Why drinking liquor can cause a hangover?

Love to drink but dread the morning after and the hangover that comes with it? A hangover is generally caused by the direct effect of alcohol on your body and often relates to your drinking behavior as well. Today, we take a look at why drinking liquor can cause a hangover.

There are a number of factors that cause the unpleasant feeling when you wake up after a night of celebration with friends and family. Some of these symptoms are caused by excessive consumption of alcohol while others are associated with the withdrawal of alcohol from your system. Metabolites and chemicals are often responsible for hangovers.

Effects of Alcohol

A person may experience one or more than one of the following effects after consuming alcohol:

  1. Dehydration: Drinking often causes dehydration due to increase in urine production, hence causing common symptoms associated with hangovers (and dehydration) like thirst, weakness, dry mucous membranes, and dizziness. Sometimes, excessive drinking can also cause sweating, vomiting and stomach imbalances, in turn, causing the body to lose additional fluids and electrolytes.
  2. Gastrointestinal Problems: Alcohol also irritates the stomach and intestines if the drinking is not regulated.

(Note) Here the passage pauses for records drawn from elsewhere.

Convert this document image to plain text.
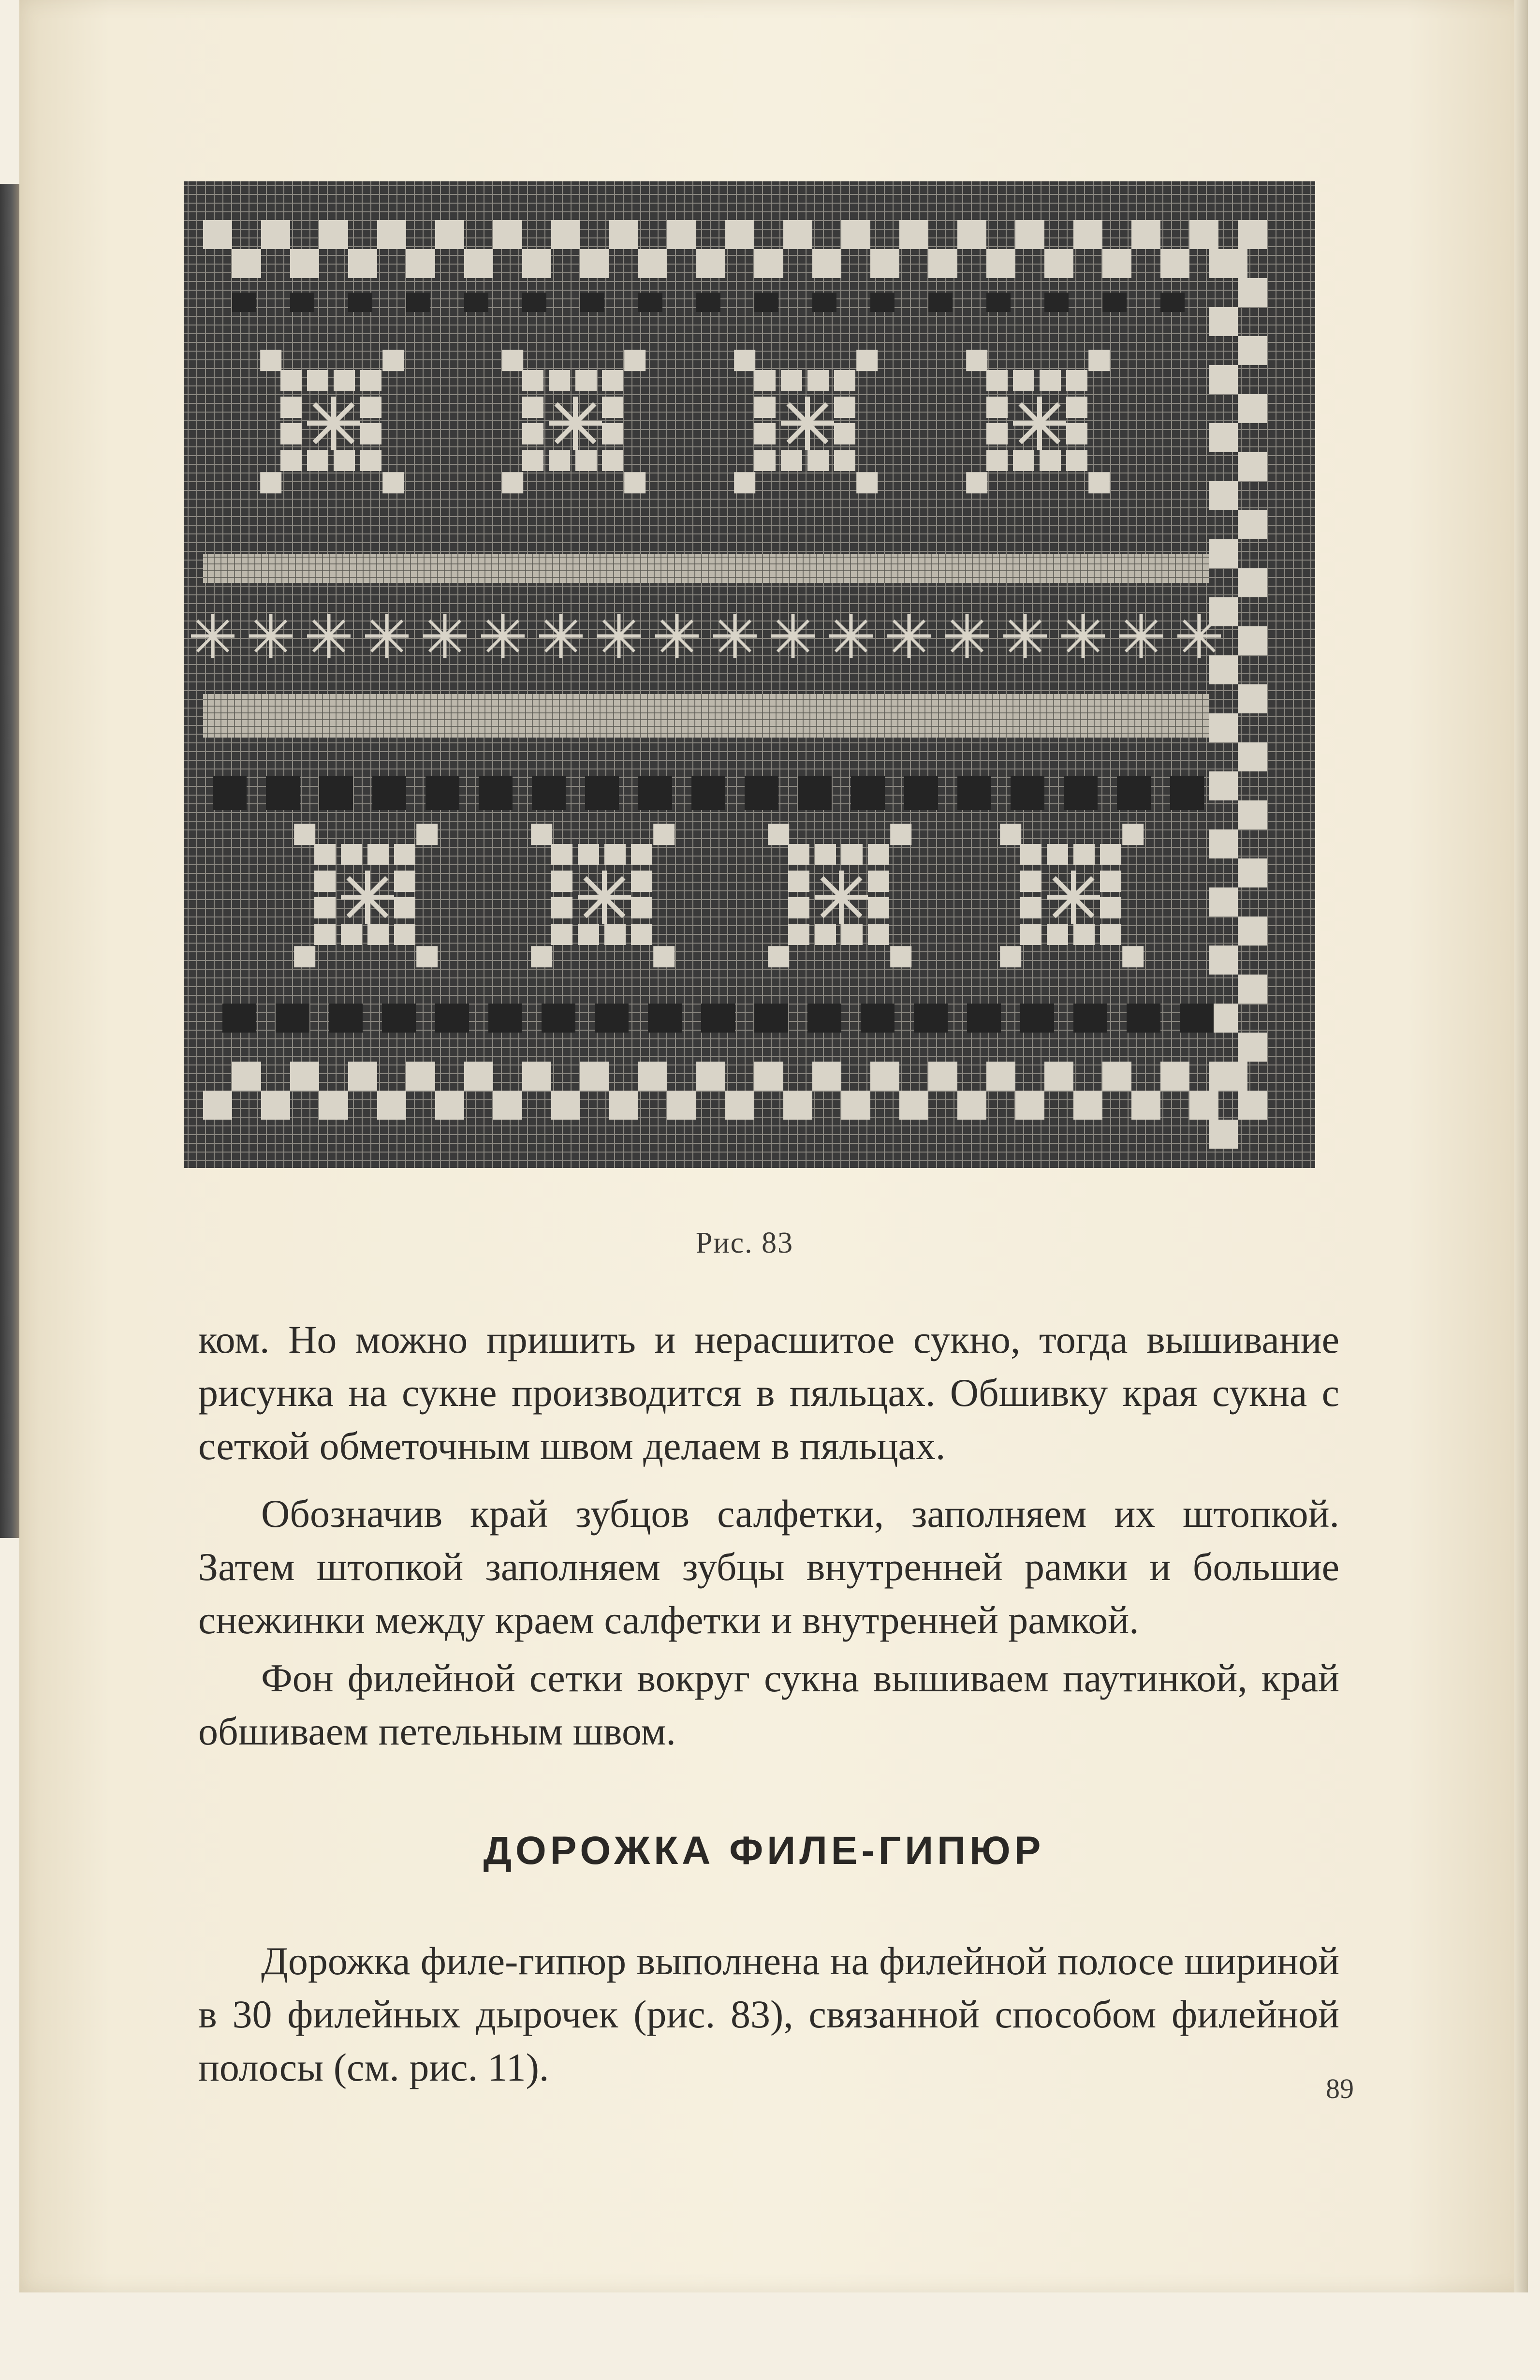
Рис. 83
ком. Но можно пришить и нерасшитое сукно, тогда вышивание рисунка на сукне производится в пяльцах. Обшивку края сукна с сеткой обметочным швом делаем в пяльцах.
Обозначив край зубцов салфетки, заполняем их штопкой. Затем штопкой заполняем зубцы внутренней рамки и большие снежинки между краем салфетки и внутренней рамкой.
Фон филейной сетки вокруг сукна вышиваем паутинкой, край обшиваем петельным швом.
ДОРОЖКА ФИЛЕ-ГИПЮР
Дорожка филе-гипюр выполнена на филейной полосе шириной в 30 филейных дырочек (рис. 83), связанной способом филейной полосы (см. рис. 11).	89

This can lead to inflammation and the production of liver and gastric acids, and pancreatic secretions, causing symptoms such as abdominal pain and nausea.
  3. Low Blood Sugar: Alcohol also blocks glucose production in our bodies, depleting the reserves of glucose present in the liver. Since glucose serves as the main source of energy for the brain, low blood sugar levels can result in fatigue and weakness or even mood swings often associated with hangovers.
  4. Sleep Disruptions: Alcohol-induced sleep is usually deep, yet short in duration. That’s because the biological rhythms of your body have been disrupted and release of growth hormones and cortisol. Hence, causing ‘jet lag’ type symptoms when you wake up.
  5. Headache: One of the most common effects of alcohol-induced hangover, the headache you experience is caused by the widening of blood vessels in your head and body. It results in the secretion of histamine, serotonin and prostaglandins hormones thought to be the cause of headaches.
  6. Withdrawal of Alcohol: Drinking too many glasses of your favorite whisky can depress the central nervous system. So, once the alcohol starts leaving your system, the nervous system can go into a hyperactive mode which causes rapid heartbeats and other symptoms associated with hangovers.
  7. Metabolism: The body uses Alcohol Dehydrogenase (ADH) and Aldehyde Dehydrogenase (ALDH) for breaking down the molecules of alcohol. ADH breaks down alcohol into acetaldehyde, further converting it into acetate. But some people may have a genetic variant oof ALDH that allows acetaldehyde to accumulate in the body and cause toxic effects resulting in hangover symptoms.

Other Causes of Hangovers

Apart from direct effects of alcohol on the body, there are several other reasons which may lead to a hangover, such as Congeners, or chemical compounds that are mixed in alcoholic beverages. Researchers have concluded that pure alcohols are less likely to cause a hangover in comparison to the ones with added congeners. Also, some studies suggest a relation between the personality of the drinker and hangovers. Traits like shyness or sadness can create a sense of ‘hangxiety’ in some people.

The Bottom Line

While several factors can cause a hangover, the two main ones are dehydration and toxic effects of alcohol on our system. However, the symptoms of a hangover can be quickly reversed by drinking water or sports drinks. It’s all just a matter of getting the imbalance fixed by restoring the lost electrolytes and relieving the central nervous system and the gastrointestinal systems.